The Juneau Midnight Suns 12U team (pictured here last month) travels to the Cooperstown Dreams Park tournament starting on Sunday in Cooperstown, New York. (Courtesy Photo | Larry Blatnick)

The Juneau Midnight Suns 12U team (pictured here last month) travels to the Cooperstown Dreams Park tournament starting on Sunday in Cooperstown, New York. (Courtesy Photo | Larry Blatnick)

Midnight Suns jet to Cooperstown

Everyone who visits Cooperstown, New York, gets the opportunity to visit the National Baseball Hall of Fame and Museum.

However, not everyone gets to play the game of baseball while there.

The Midnight Suns 12U and over 100 other teams from around the country will get to do both for the weeklong Cooperstown Dreams Park tournament starting Sunday. The Suns play the New England Blazers in the morning and Team Hoyle (Florida) in the evening. The Juneau team plays four more games against four other states the following two days before the single-elimination portion of the tournament begins.

Coach Jason Hart, whose son Liam plays on the team, said the team members have been with Midnight Suns for about five years.

“This is kind of the culmination of all that work to go back there and experience this,” Hart said. “We’ll put a good product on the field and see how it goes.”

The tournament series takes up the entire summer, beginning during the first week of June and wrapping up at the end of August. The Suns are taking part in the Week 5 tournament (Week 12 is the final tournament).

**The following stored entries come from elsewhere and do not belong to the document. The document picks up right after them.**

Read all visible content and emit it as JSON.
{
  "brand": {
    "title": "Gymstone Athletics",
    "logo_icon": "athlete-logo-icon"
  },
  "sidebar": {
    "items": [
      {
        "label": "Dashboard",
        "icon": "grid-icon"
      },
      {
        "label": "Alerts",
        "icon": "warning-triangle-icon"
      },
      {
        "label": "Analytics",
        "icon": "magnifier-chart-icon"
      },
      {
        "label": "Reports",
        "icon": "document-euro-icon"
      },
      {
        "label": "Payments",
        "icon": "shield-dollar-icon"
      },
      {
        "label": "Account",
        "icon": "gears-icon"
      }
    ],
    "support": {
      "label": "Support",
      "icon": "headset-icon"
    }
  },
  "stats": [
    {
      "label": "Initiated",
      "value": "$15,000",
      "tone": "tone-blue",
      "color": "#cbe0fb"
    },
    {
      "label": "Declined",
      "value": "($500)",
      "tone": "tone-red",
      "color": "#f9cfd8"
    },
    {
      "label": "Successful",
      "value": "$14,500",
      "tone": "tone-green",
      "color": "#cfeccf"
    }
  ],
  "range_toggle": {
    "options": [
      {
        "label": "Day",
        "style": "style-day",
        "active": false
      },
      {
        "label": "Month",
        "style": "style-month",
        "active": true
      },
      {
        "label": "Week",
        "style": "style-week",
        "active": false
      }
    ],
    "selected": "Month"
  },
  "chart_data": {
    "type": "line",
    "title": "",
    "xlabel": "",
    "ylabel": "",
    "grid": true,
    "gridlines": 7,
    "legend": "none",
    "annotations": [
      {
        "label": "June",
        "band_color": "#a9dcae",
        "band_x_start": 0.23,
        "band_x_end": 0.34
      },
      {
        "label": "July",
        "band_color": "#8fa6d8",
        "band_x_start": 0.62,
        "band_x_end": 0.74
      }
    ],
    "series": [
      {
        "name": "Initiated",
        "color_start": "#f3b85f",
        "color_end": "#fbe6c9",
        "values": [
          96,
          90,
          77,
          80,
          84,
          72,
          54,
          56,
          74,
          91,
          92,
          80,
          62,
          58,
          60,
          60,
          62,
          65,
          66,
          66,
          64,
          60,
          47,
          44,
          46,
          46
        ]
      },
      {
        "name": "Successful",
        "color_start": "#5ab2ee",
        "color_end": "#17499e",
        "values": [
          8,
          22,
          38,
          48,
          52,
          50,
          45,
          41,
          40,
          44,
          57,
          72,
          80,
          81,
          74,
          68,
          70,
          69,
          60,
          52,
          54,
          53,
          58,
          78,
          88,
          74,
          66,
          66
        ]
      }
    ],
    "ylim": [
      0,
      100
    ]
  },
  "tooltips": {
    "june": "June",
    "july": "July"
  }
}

Dubbed the “Crown Jewel of Youth Baseball,” the Cooperstown Dreams Park is a 165-acre baseball village with 22 baseball stadiums and over 100 clubhouses. All players and coaches receive Dreams Park uniforms and are guests at the hall of fame, just a 15-minute drive from the park.

“It’s an expense but it’s a once-in-a-lifetime opportunity so that’s why most of the parents are having their kids go or letting them go,” Hart said.

The 12 players that make up the team won’t be the first from Juneau to attend the event. According to manager Jeremy Ludeman, several players took part in the tournament in 2014 and 2015 on teams comprised of players from Juneau, Anchorage and Fairbanks. Ludeman said the Alaska teams, which his son Christian played on, went 7-2 in 2014 and 4-4 in 2015. Ludeman, who’s now coaching his son Kasen, said the tournament’s organization allows teams to focus solely on playing baseball.

“The best part of the experience is getting to play in the home of baseball and to be able to go out and play on some beautiful fields and have a lot of those distracting factors taken out so you can just play the game of baseball,” he said.